What perplexes me the most is why Intel does not launch a higher core count Rocketlake. I understand why they can’t release such a cpu for the mainstream but I think they could release a Rocketlake X HEDT lineup. Some will argue it cannot be done due to yields or power consumption but I disagree. The HEDT lineup doesn’t have graphics. And Intel can produce just fine and for profit an 18-core Cascade lake with the Skylake X architecture, AVX-512, 48+4 PCIe3 CPU lanes and quad channel memory controller. The 20% IPC increase should be achievable with 20% more transistors and given the same process node that translates to 20% larger die area per core. So, the 18cores of the 10980XE should occupy the area of 15 Rocketlake cores. So, Intel could make a 16-core Rocketlake 11960XE HEDT flagship. Power consumption shouldn’t be that much higher than the 10980XE, especially given the even more mature 14nm++++ process node.
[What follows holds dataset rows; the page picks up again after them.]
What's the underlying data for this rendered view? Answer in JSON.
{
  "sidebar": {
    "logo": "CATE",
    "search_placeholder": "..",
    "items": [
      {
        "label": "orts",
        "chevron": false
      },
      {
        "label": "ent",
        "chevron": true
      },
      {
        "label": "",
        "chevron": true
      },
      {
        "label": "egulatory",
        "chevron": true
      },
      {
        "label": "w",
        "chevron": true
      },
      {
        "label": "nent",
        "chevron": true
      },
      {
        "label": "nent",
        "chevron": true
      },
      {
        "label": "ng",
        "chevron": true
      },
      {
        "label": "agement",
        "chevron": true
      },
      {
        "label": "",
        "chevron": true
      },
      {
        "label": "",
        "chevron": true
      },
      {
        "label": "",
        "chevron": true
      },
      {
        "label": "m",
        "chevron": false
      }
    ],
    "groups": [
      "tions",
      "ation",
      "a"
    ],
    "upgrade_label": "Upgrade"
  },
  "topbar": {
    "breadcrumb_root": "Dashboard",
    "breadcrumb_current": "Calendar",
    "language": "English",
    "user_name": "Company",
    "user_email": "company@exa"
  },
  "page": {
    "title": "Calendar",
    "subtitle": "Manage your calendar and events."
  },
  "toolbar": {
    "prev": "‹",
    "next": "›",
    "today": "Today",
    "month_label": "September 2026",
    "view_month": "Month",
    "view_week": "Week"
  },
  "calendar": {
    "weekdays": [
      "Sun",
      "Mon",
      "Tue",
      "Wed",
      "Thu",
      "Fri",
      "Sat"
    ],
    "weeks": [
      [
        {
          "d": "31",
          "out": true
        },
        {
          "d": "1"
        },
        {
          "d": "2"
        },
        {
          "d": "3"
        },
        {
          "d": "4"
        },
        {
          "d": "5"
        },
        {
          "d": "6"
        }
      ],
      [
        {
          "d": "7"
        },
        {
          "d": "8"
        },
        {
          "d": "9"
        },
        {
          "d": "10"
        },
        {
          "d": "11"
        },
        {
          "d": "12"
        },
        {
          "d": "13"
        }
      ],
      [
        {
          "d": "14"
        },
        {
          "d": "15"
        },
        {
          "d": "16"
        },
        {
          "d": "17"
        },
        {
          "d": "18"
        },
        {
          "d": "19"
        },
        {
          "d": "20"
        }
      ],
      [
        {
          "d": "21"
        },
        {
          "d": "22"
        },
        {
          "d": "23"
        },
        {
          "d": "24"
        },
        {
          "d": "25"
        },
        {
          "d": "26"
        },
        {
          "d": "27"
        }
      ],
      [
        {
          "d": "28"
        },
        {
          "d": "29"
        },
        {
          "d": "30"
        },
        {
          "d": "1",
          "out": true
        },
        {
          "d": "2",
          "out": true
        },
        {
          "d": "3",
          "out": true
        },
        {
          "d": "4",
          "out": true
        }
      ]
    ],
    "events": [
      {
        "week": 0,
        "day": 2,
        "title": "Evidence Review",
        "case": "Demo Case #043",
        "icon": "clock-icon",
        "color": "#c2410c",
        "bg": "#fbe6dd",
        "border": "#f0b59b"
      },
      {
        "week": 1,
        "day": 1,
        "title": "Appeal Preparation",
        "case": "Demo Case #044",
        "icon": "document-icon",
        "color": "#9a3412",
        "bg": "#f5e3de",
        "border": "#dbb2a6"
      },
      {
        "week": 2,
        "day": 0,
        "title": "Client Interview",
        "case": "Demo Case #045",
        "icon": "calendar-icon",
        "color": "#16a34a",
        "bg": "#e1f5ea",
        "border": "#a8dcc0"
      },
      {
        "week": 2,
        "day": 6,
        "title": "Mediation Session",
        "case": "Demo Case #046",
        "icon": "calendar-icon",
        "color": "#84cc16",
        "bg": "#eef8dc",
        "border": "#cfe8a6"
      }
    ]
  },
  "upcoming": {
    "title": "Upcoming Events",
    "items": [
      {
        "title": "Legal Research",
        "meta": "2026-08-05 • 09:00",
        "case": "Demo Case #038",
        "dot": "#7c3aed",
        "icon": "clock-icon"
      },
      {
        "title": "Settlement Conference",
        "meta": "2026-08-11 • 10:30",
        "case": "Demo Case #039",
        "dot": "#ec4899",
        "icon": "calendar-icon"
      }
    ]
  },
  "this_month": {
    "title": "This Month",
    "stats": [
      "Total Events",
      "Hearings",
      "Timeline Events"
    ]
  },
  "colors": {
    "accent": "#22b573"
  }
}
So, is Intel preparing a Rocketlake X lineup? Apparently no, as there has been absolutely no rumour or leak about the existence of such a platform. And there won’t be an Icelake X lineup either. So Intel has released absolutely nothing for the HEDT for over a year now and by the sounds of it, we will be getting nothing for another whole year. And I am not even saying that what we have now was essentially released in Q4 2017. So, if we get a new HEDT cpu in 2022 it will be an astonishing 5 years for Intel to meaningfully renew their HEDT offerings (unless you count the W3175X in Jan 2019 but even then that’s a Xeon and with a $3000 price-tag for the CPU and $1500-$2000 for the motherboard so I don’t quite count it as a mere HEDT - even then it will be 3 years at best).
The mainstream CPU's and the X-Series CPU's have pretty much nothing in common. Mainstream CPU's use a ring bus while X-Series use a mesh topology. Intel's HEDT CPU's are basically Xeons with higher clocks, and thus higher power usage per core, with no ECC support. If you want to know where the HEDT platform is going, you need to look at the Xeon line. With 10nm Ice Lake Xeons scheduled to release soon, that's the next candidate for an HEDT update. HEDT has traditionally been launched in the 2nd half of the year, so it is possible that if Intel gets its act together with 10nm this year, that we could be looking at Ice Lake based HEDT chips late this year. If not, we could be waiting all the way until later in 2022 for a Sapphire Rapids based HEDT platform.